Temecula school board president Joseph Komrosky ousted, preliminary election results show

Temecula Valley school board President Joseph Komrosky, an outspoken religious conservative whose controversial tenure has been marked by heated debates, was narrowly losing a recall election, according to preliminary results Tuesday night.

Komrosky was elected as part of a three-member conservative majority in November 2022. Taking office later that year, the bloc immediately thrust the 28,000-student Riverside County school system to the forefront of the culture wars. from the country.

Over the next year, under Komrosky's leadership, the Temecula Valley Unified School District restricted the teaching of critical race theory, limited which flags could be flown, and passed a policy that involved notifying parents of students' gender identification. students.

The activism led to ongoing litigation as well as state intervention that led the school system to substantially backtrack on efforts to restrict subject matter in state-mandated educational topics.

If Komrosky were removed, it would end the 2-2 stalemate that has existed since Komrosky ally Danny Gonzalez resigned in December after announcing he was moving out of state. The five-member school board won't be complete until after the November election.

This week's vote affected only Komrosky's District 4 seat, which represents the eastern and central part of the district.

Most of Temecula followed a policy playbook that has come to characterize that of religious conservatives elected to local offices who have enormous influence over what and how children are taught in public schools.

Komrosky put his religious conviction front and center: his biography on the social media platform X states: “God-fearing patriot who loves our country. “Full-time University Professor teaching logic and critical thinking, and servant of Jesus Christ, my Lord and Savior.”

But his policies were also intended and presumed to have broad appeal.

“Parental rights have been revoked and ignored,” he wrote on his website opposing the recall. “I will strongly advocate for family rights and the rights of our children regarding their safety and education. “I will oppose unnecessary school mandates that harm families.”
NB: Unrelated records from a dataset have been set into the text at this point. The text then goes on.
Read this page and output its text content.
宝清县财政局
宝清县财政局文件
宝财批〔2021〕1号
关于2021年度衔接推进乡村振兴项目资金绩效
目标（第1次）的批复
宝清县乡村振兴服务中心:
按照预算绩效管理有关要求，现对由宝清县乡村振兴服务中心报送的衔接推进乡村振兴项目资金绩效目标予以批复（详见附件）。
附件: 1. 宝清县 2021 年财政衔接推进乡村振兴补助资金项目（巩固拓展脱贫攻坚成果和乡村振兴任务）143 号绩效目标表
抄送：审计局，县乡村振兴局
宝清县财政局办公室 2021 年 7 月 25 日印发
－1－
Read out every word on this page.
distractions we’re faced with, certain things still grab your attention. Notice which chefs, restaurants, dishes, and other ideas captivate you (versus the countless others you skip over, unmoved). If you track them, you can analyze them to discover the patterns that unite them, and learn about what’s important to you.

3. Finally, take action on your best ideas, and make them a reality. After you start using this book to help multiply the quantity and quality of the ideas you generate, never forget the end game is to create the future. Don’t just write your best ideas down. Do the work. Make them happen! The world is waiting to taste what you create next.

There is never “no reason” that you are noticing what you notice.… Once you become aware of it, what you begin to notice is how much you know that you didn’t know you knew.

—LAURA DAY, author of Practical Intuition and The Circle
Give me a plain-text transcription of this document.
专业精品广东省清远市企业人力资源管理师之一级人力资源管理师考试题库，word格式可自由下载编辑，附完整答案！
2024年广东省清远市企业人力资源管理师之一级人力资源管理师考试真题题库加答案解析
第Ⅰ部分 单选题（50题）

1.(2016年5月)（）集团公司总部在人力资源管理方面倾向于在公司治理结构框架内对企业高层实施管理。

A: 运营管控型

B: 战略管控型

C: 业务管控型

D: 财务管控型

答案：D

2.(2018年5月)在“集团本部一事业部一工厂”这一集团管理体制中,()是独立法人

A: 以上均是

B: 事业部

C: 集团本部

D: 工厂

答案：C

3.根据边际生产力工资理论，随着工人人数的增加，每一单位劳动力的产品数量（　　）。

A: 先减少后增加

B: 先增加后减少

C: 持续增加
For him, this included a parental notification policy intended to alert parents when their children showed any signs of identification with a gender other than that listed on their birth certificate.

Komrosky and her allies say they believe parents have a fundamental right to participate in all aspects of their children's lives, especially in matters as momentous as gender identification.

Opponents contend that blanket parental notification policies violate student privacy and civil rights set forth in state law and the education code, and that the near-universal exposure of transgender students to their parents would put some children at risk. serious risk.

The legality of parental notification policies remains in play. The Chino Valley and Temecula school boards passed essentially identical policies, and each district was sued. California Lawyer. Gen. Rob Bonta sued the Chino Valley Unified School District, and a coalition of parents, students, individual teachers and the teachers union sued Temecula Valley.

The judge in the Chino Valley case determined in a preliminary ruling that the policy was substantially illegal. And Chino Valley subsequently approved a revised policy, which is expected to achieve the same purpose while also being legally approved.

A different judge upheld Temecula's policy, a ruling that is being appealed.

That lawsuit also alleges that the board majority is hostile toward LGBTQ+ issues and students, citing the board's refusal to adopt a state-approved curriculum for elementary schools that includes a short, optional passage in fourth-grade material. degree about the late San Francisco County Supervisor Harvey Milk. the state's first gay elected official, who was assassinated in 1978.

A threat of a fine from Gov. Gavin Newsom led the board to approve the curriculum, which had been recommended by teachers and administrators and was in line with state learning standards.

The issue is not over. The board voted to move this fourth-grade lesson on California's civil rights movements to the end of the year, to allow time to find “age-appropriate curriculum” that could replace “sexualized instructional topics.” .

The lesson in question includes paragraphs noting that LGBTQ+ individuals and groups fought for civil rights, including the right to marry, but does not address sex.

That lawsuit led by Temecula teachers also seeks to overturn the district's policy to restrict the teaching of critical race theory, an academic legal framework taught at some colleges and universities that examines how racial inequality and racism have been systemically embedded in American institutions.

Critical race theory has been another powder keg of the culture war across the country. Temecula's list of banned concepts incorporates common conservative claims, including that teachers use critical race theory to make white students feel guilty for being white. Many education experts consider this characterization of how teachers have been addressing the issue of race to be inaccurate and incomplete.

Temecula is apparently the only district in California facing litigation over its critical race theory policy.

But culture war issues are playing out in other Southern California school districts, including Orange Unified and Placentia-Yorba Linda Unified in Orange County and Murrieta Valley Unified in Riverside County. Similar ideological struggles have played out in the Rocklin Unified School District and Dry Creek Joint Elementary School District, both north of Sacramento, and in the Anderson Union High School District in Shasta County.

Times staff writer Ian James contributed to this report.